The start made for good TV, as did the few shots of Ridge-Pikes Peak, but the finish was so-so, despite having Pikes Peak for a backdrop. The expo was tiny, though well-placed in a downtown parking lot, and with a packed valet bike-parking area. And I heard plenty of cheers but few complaints.

The long, straight shot down Colorado Avenue into a wind out of the east was the biggest turd in the punchbowl. I chatted up one cop east of Old Colorado City about the crowds, and he waved one hand at the spectators — a smallish herd you might see outside any Bibleburg bus stop, assuming you can still find one, which mostly you can’t — and said, “Pretty much what you see.” He also said he hadn’t heard any grumbling about the road closures, so we have that going for us.

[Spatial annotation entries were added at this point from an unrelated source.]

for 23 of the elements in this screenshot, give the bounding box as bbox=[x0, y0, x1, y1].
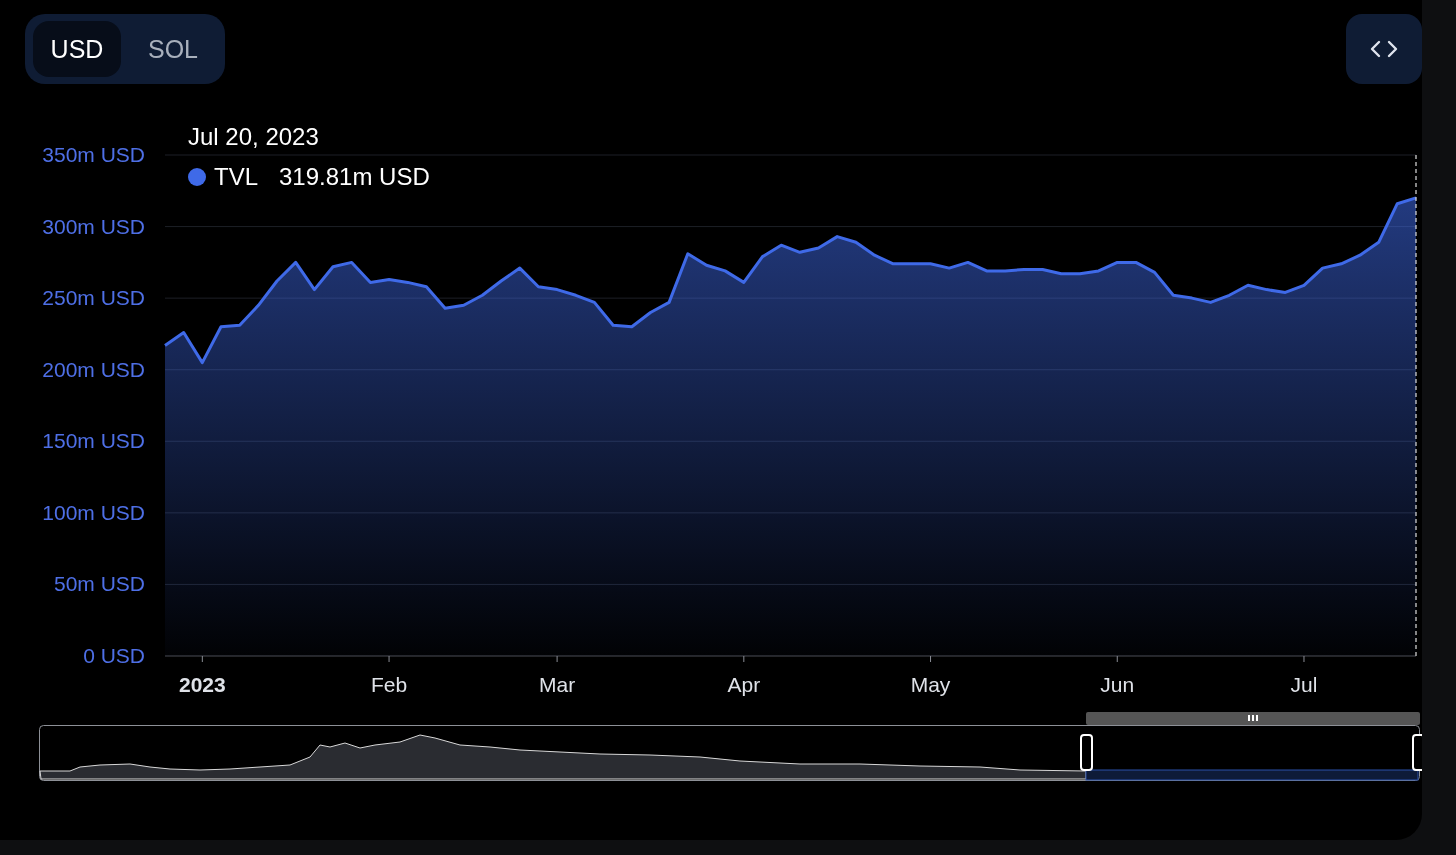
x-axis-label: 2023 bbox=[179, 673, 226, 696]
y-axis-label: 50m USD bbox=[53, 572, 145, 596]
x-axis-label: Feb bbox=[370, 673, 408, 696]
x-axis-label: Mar bbox=[539, 673, 576, 696]
y-axis-label: 150m USD bbox=[42, 429, 145, 453]
code-icon bbox=[1369, 39, 1399, 59]
tooltip-series: TVL bbox=[214, 163, 258, 190]
x-axis-label: Jul bbox=[1290, 673, 1318, 696]
y-axis-label: 350m USD bbox=[42, 143, 145, 166]
range-end-handle[interactable] bbox=[1412, 734, 1422, 771]
y-axis-label: 300m USD bbox=[42, 214, 145, 238]
x-axis-label: Jun bbox=[1100, 673, 1135, 696]
x-axis-label: Apr bbox=[727, 673, 761, 696]
range-start-handle[interactable] bbox=[1080, 734, 1093, 771]
currency-tab[interactable]: USD bbox=[33, 21, 121, 77]
currency-tab[interactable]: SOL bbox=[129, 21, 217, 77]
tooltip-date: Jul 20, 2023 bbox=[188, 123, 319, 150]
y-axis-label: 100m USD bbox=[42, 500, 145, 524]
y-axis-label: 200m USD bbox=[42, 357, 145, 381]
x-axis-label: May bbox=[910, 673, 951, 696]
y-axis-label: 0 USD bbox=[83, 644, 145, 667]
tooltip-value: 319.81m USD bbox=[279, 163, 430, 190]
y-axis-label: 250m USD bbox=[42, 286, 145, 310]
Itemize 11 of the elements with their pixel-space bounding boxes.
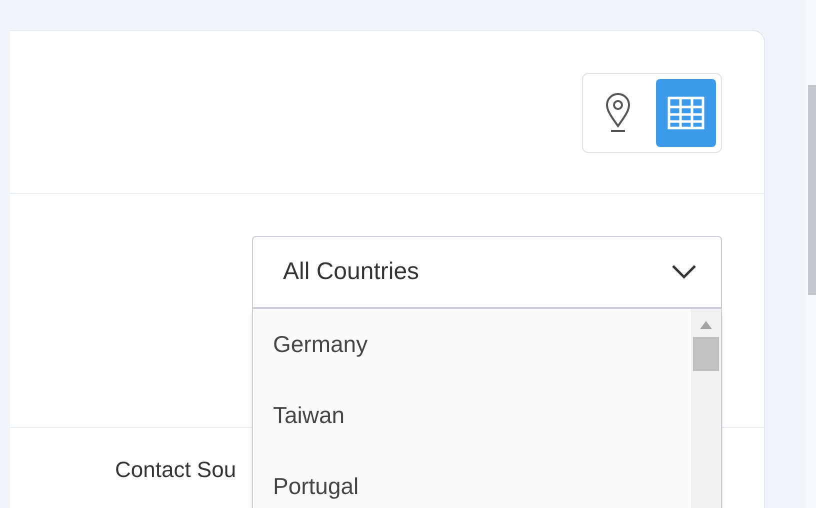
map-pin-icon — [604, 93, 632, 133]
page-scrollbar-thumb[interactable] — [808, 85, 816, 295]
scroll-up-icon[interactable] — [700, 321, 712, 329]
field-label: Contact Sou — [115, 457, 236, 482]
grid-icon — [667, 96, 705, 130]
country-dropdown[interactable]: All Countries — [252, 236, 722, 308]
dropdown-option[interactable]: Germany — [253, 309, 691, 380]
dropdown-option[interactable]: Portugal — [253, 451, 691, 508]
dropdown-option[interactable]: Taiwan — [253, 380, 691, 451]
view-toggle-button[interactable] — [656, 79, 716, 147]
scrollbar-thumb[interactable] — [693, 337, 719, 371]
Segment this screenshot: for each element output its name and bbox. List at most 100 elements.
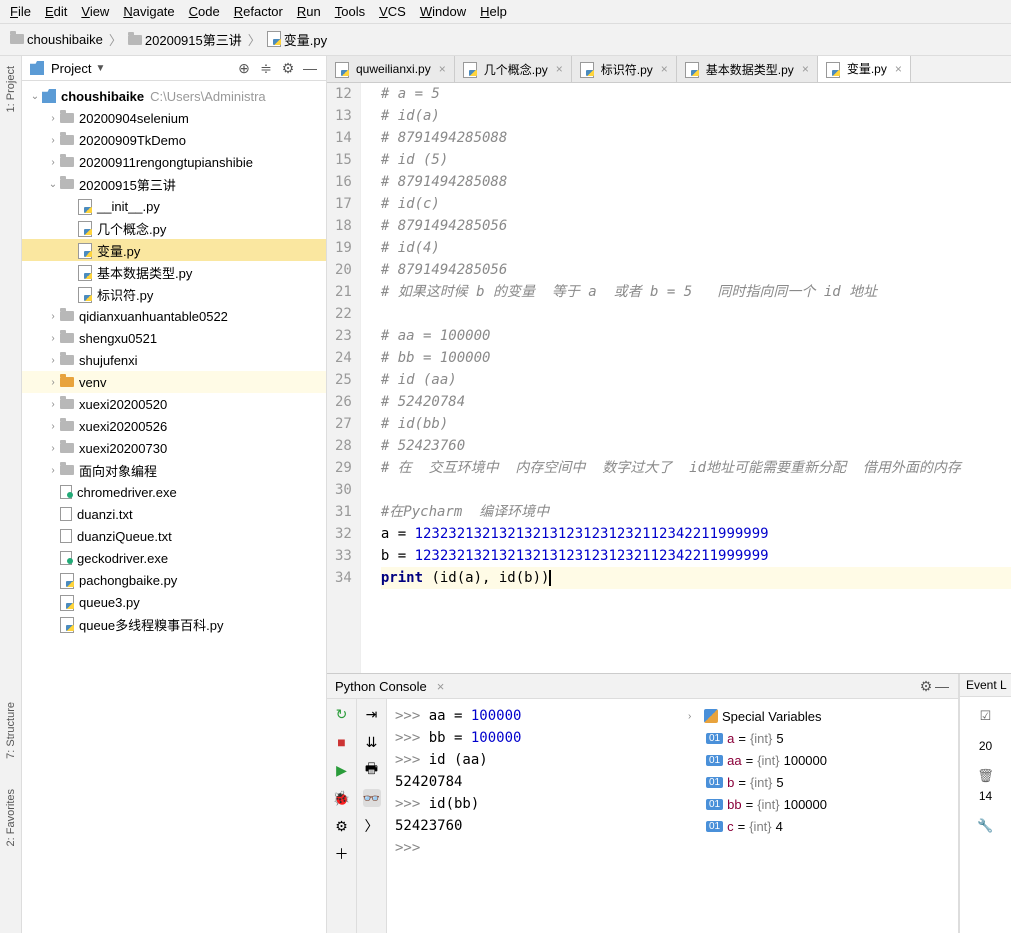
- code-line[interactable]: b = 123232132132132131231231232112342211…: [381, 545, 1011, 567]
- code-line[interactable]: # id (aa): [381, 369, 1011, 391]
- code-line[interactable]: # bb = 100000: [381, 347, 1011, 369]
- sidebar-tab-favorites[interactable]: 2: Favorites: [5, 789, 17, 846]
- wrap-icon[interactable]: ⇥: [363, 705, 381, 723]
- editor-tab[interactable]: quweilianxi.py×: [327, 56, 455, 82]
- trash-icon[interactable]: 🗑: [977, 767, 995, 785]
- tree-item[interactable]: 基本数据类型.py: [22, 261, 326, 283]
- tree-item[interactable]: ›20200904selenium: [22, 107, 326, 129]
- menu-vcs[interactable]: VCS: [379, 4, 406, 19]
- code-line[interactable]: # 8791494285088: [381, 127, 1011, 149]
- variable-row[interactable]: 01 aa = {int} 100000: [682, 749, 954, 771]
- tree-item[interactable]: 标识符.py: [22, 283, 326, 305]
- menu-view[interactable]: View: [81, 4, 109, 19]
- menu-code[interactable]: Code: [189, 4, 220, 19]
- history-icon[interactable]: 〉: [363, 817, 381, 835]
- close-icon[interactable]: ×: [895, 62, 902, 76]
- variable-row[interactable]: 01 b = {int} 5: [682, 771, 954, 793]
- code-line[interactable]: # aa = 100000: [381, 325, 1011, 347]
- menu-edit[interactable]: Edit: [45, 4, 67, 19]
- variable-row[interactable]: 01 c = {int} 4: [682, 815, 954, 837]
- code-line[interactable]: [381, 303, 1011, 325]
- tree-item[interactable]: ⌄choushibaikeC:\Users\Administra: [22, 85, 326, 107]
- close-icon[interactable]: ×: [802, 62, 809, 76]
- code-line[interactable]: # id(c): [381, 193, 1011, 215]
- tree-item[interactable]: duanzi.txt: [22, 503, 326, 525]
- breadcrumb-file[interactable]: 变量.py: [267, 30, 327, 49]
- tree-item[interactable]: __init__.py: [22, 195, 326, 217]
- hide-icon[interactable]: —: [934, 678, 950, 694]
- glasses-icon[interactable]: 👓: [363, 789, 381, 807]
- wrench-icon[interactable]: 🔧: [977, 817, 995, 835]
- hide-icon[interactable]: —: [302, 60, 318, 76]
- tree-item[interactable]: ›20200911rengongtupianshibie: [22, 151, 326, 173]
- breadcrumb-folder[interactable]: 20200915第三讲: [128, 30, 242, 49]
- menu-navigate[interactable]: Navigate: [123, 4, 174, 19]
- menu-run[interactable]: Run: [297, 4, 321, 19]
- tree-item[interactable]: ›shengxu0521: [22, 327, 326, 349]
- tree-item[interactable]: ›shujufenxi: [22, 349, 326, 371]
- code-line[interactable]: [381, 479, 1011, 501]
- settings-icon[interactable]: ⚙: [333, 817, 351, 835]
- console-line[interactable]: 52423760: [395, 815, 670, 837]
- code-line[interactable]: print (id(a), id(b)): [381, 567, 1011, 589]
- scroll-icon[interactable]: ⇊: [363, 733, 381, 751]
- tree-item[interactable]: ›xuexi20200520: [22, 393, 326, 415]
- tree-item[interactable]: 变量.py: [22, 239, 326, 261]
- code-line[interactable]: # id(a): [381, 105, 1011, 127]
- variable-row[interactable]: 01 bb = {int} 100000: [682, 793, 954, 815]
- run-icon[interactable]: ▶: [333, 761, 351, 779]
- menu-help[interactable]: Help: [480, 4, 507, 19]
- project-panel-title[interactable]: Project: [51, 61, 91, 76]
- console-line[interactable]: 52420784: [395, 771, 670, 793]
- menu-tools[interactable]: Tools: [335, 4, 365, 19]
- rerun-icon[interactable]: ↻: [333, 705, 351, 723]
- tree-item[interactable]: ›xuexi20200730: [22, 437, 326, 459]
- check-icon[interactable]: ☑: [977, 707, 995, 725]
- code-line[interactable]: # 8791494285088: [381, 171, 1011, 193]
- sidebar-tab-structure[interactable]: 7: Structure: [5, 702, 17, 759]
- tree-item[interactable]: ›qidianxuanhuantable0522: [22, 305, 326, 327]
- console-output[interactable]: >>> aa = 100000>>> bb = 100000>>> id (aa…: [387, 699, 678, 933]
- editor-tab[interactable]: 基本数据类型.py×: [677, 56, 818, 82]
- code-line[interactable]: # 52423760: [381, 435, 1011, 457]
- menu-window[interactable]: Window: [420, 4, 466, 19]
- add-icon[interactable]: ＋: [333, 845, 351, 863]
- tree-item[interactable]: 几个概念.py: [22, 217, 326, 239]
- code-line[interactable]: # 8791494285056: [381, 215, 1011, 237]
- console-line[interactable]: >>> id(bb): [395, 793, 670, 815]
- project-tree[interactable]: ⌄choushibaikeC:\Users\Administra›2020090…: [22, 81, 326, 933]
- code-line[interactable]: # id(4): [381, 237, 1011, 259]
- chevron-down-icon[interactable]: ▼: [95, 63, 105, 74]
- special-variables-header[interactable]: ›Special Variables: [682, 705, 954, 727]
- console-title[interactable]: Python Console: [335, 679, 427, 694]
- debug-icon[interactable]: 🐞: [333, 789, 351, 807]
- tree-item[interactable]: queue3.py: [22, 591, 326, 613]
- gear-icon[interactable]: ⚙: [918, 678, 934, 694]
- tree-item[interactable]: chromedriver.exe: [22, 481, 326, 503]
- close-icon[interactable]: ×: [661, 62, 668, 76]
- stop-icon[interactable]: ■: [333, 733, 351, 751]
- code-line[interactable]: # id(bb): [381, 413, 1011, 435]
- close-icon[interactable]: ×: [556, 62, 563, 76]
- locate-icon[interactable]: ⊕: [236, 60, 252, 76]
- code-line[interactable]: # id (5): [381, 149, 1011, 171]
- gear-icon[interactable]: ⚙: [280, 60, 296, 76]
- code-line[interactable]: # a = 5: [381, 83, 1011, 105]
- editor-tab[interactable]: 变量.py×: [818, 56, 911, 83]
- breadcrumb-root[interactable]: choushibaike: [10, 32, 103, 47]
- tree-item[interactable]: ›20200909TkDemo: [22, 129, 326, 151]
- console-line[interactable]: >>>: [395, 837, 670, 859]
- code-editor[interactable]: 1213141516171819202122232425262728293031…: [327, 83, 1011, 673]
- editor-tab[interactable]: 几个概念.py×: [455, 56, 572, 82]
- variable-row[interactable]: 01 a = {int} 5: [682, 727, 954, 749]
- menu-refactor[interactable]: Refactor: [234, 4, 283, 19]
- sidebar-tab-project[interactable]: 1: Project: [5, 66, 17, 112]
- menu-file[interactable]: File: [10, 4, 31, 19]
- print-icon[interactable]: 🖶: [363, 761, 381, 779]
- console-line[interactable]: >>> id (aa): [395, 749, 670, 771]
- close-icon[interactable]: ×: [439, 62, 446, 76]
- console-line[interactable]: >>> aa = 100000: [395, 705, 670, 727]
- editor-tab[interactable]: 标识符.py×: [572, 56, 677, 82]
- collapse-icon[interactable]: ≑: [258, 60, 274, 76]
- tree-item[interactable]: ⌄20200915第三讲: [22, 173, 326, 195]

For now, anyway. The comments section in Tuesday’s Gazette should be interesting. From what I saw of the route through the knick-knack shops of Old Colorado City, there wasn’t exactly a ton of tifosi clamoring to buy shit they didn’t need anyway. And the traffic downtown — denied use of Cascade and Colorado — was moderately hellish on Tejon Street.

And complete results didn’t appear until hours after the finish. C’mon. This was a prologue time trial, not a mountain stage. A chimp with a Timex could give you chapter and verse in 30 minutes or less or Dominos would give you a free pizza and then run the chimp over with a Ford Festiva.